Here's a funny thing that happened to me today, and I'm taking it as a hopeful sign. I was walking to work and went past an old Datsun parked on the street. For you young guys, Datsun was the American name for Nissan automobiles way back when I was a kid. You don't see them much any more. This was a really old model and the name isn't used any more, I don't think. It was the same type of car that the minister who molested me used to drive when I first knew him.

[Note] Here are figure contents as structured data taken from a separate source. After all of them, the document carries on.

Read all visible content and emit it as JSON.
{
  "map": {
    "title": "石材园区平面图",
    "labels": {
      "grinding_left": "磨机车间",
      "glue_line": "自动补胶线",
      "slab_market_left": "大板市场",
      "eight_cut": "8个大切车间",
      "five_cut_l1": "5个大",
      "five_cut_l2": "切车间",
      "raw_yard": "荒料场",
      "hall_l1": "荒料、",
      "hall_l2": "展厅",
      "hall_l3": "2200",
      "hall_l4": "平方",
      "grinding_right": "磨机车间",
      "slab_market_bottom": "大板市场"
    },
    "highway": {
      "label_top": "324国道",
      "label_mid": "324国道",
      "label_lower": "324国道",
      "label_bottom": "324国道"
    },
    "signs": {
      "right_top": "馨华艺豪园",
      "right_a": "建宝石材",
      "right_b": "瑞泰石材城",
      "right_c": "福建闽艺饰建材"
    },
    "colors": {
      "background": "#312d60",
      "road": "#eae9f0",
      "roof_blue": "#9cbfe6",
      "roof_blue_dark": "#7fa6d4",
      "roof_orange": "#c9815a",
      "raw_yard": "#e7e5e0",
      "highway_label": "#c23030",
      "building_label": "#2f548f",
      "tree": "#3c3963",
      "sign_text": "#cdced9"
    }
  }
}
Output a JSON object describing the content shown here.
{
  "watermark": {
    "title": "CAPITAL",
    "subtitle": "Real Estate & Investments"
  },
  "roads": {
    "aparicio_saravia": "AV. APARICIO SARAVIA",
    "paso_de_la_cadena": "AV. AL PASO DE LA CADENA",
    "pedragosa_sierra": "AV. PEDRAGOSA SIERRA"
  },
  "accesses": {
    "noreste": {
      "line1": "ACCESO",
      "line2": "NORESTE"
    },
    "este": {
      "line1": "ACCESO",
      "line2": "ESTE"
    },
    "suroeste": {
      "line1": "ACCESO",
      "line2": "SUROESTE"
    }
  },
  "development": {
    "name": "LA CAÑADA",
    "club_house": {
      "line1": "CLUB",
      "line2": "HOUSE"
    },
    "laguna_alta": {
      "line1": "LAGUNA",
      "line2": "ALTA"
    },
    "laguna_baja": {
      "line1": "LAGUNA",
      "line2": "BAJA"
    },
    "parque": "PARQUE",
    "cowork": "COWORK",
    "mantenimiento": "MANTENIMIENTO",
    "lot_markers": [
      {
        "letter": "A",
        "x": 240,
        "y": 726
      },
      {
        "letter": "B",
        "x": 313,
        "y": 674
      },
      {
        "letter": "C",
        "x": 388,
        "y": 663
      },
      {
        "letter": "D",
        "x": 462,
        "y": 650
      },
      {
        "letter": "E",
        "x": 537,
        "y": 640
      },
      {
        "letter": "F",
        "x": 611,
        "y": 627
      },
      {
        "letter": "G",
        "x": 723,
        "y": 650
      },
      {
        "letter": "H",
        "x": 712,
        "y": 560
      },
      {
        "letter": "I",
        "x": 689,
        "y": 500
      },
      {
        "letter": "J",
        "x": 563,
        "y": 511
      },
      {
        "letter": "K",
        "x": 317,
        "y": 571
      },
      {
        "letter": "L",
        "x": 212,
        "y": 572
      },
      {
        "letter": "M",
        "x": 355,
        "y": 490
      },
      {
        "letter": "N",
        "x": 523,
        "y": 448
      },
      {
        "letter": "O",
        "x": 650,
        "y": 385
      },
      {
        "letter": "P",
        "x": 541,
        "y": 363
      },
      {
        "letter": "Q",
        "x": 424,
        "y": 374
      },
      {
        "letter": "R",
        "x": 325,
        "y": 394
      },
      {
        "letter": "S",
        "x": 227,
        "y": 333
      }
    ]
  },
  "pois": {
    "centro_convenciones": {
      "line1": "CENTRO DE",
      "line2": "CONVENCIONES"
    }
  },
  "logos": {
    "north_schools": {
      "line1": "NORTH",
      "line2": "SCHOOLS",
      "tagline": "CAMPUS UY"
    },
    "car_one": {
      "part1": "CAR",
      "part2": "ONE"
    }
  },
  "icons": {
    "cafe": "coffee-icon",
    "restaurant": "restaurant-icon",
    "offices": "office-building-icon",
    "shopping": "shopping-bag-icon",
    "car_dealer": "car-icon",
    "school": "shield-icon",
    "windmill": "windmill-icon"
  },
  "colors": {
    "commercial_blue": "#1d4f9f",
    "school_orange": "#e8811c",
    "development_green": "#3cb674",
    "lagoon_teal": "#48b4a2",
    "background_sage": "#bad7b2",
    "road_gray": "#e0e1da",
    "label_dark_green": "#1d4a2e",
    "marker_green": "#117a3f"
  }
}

So I see this car and it really just jolted me. Nothing horrific, but it just caused me to pause for a moment with an uncomfortable feeling and then I remembered he used to drive one. So I thought to myself, could I be feeling a little odd because of the associations I have with that car? And then I had this litttle flash of sadness. Just my eyes getting a little teary, but nothing extreme. Then I got pissed. I can't believe how this shit bugs me. What kind of fucking moron gets jittery about a car. And then I thought about the little plastic dinosaurs that the minister used to keep in the car to entice little kids, which really got me pissed, and remembered driving in it to cookouts when he was still duping my mother into giving him access to me and my brother. And then I decided not to worry about it. It's history. Sad history, but history. I am who I am, I like myself, and who cares about any of the rest of it. And off I went to work.
So now that I'm sitting here eating lunch, it occured to me. I pushed right through the steps denial, grief, anger and acceptance all in the time it took to walk about the distance of one city block. I don't know that I'll handle every trigger so easily going forward, but it makes me happy to think that this thing bubbled up, I processed it, and then moved onward. No big crisis. If it sounds like I'm patting myself on the back, I am. If it sounds like I'm making a big deal about something silly, I don't know. Maybe I am, but for me it felt great to just face what was happening, process it and not have it fuck me up.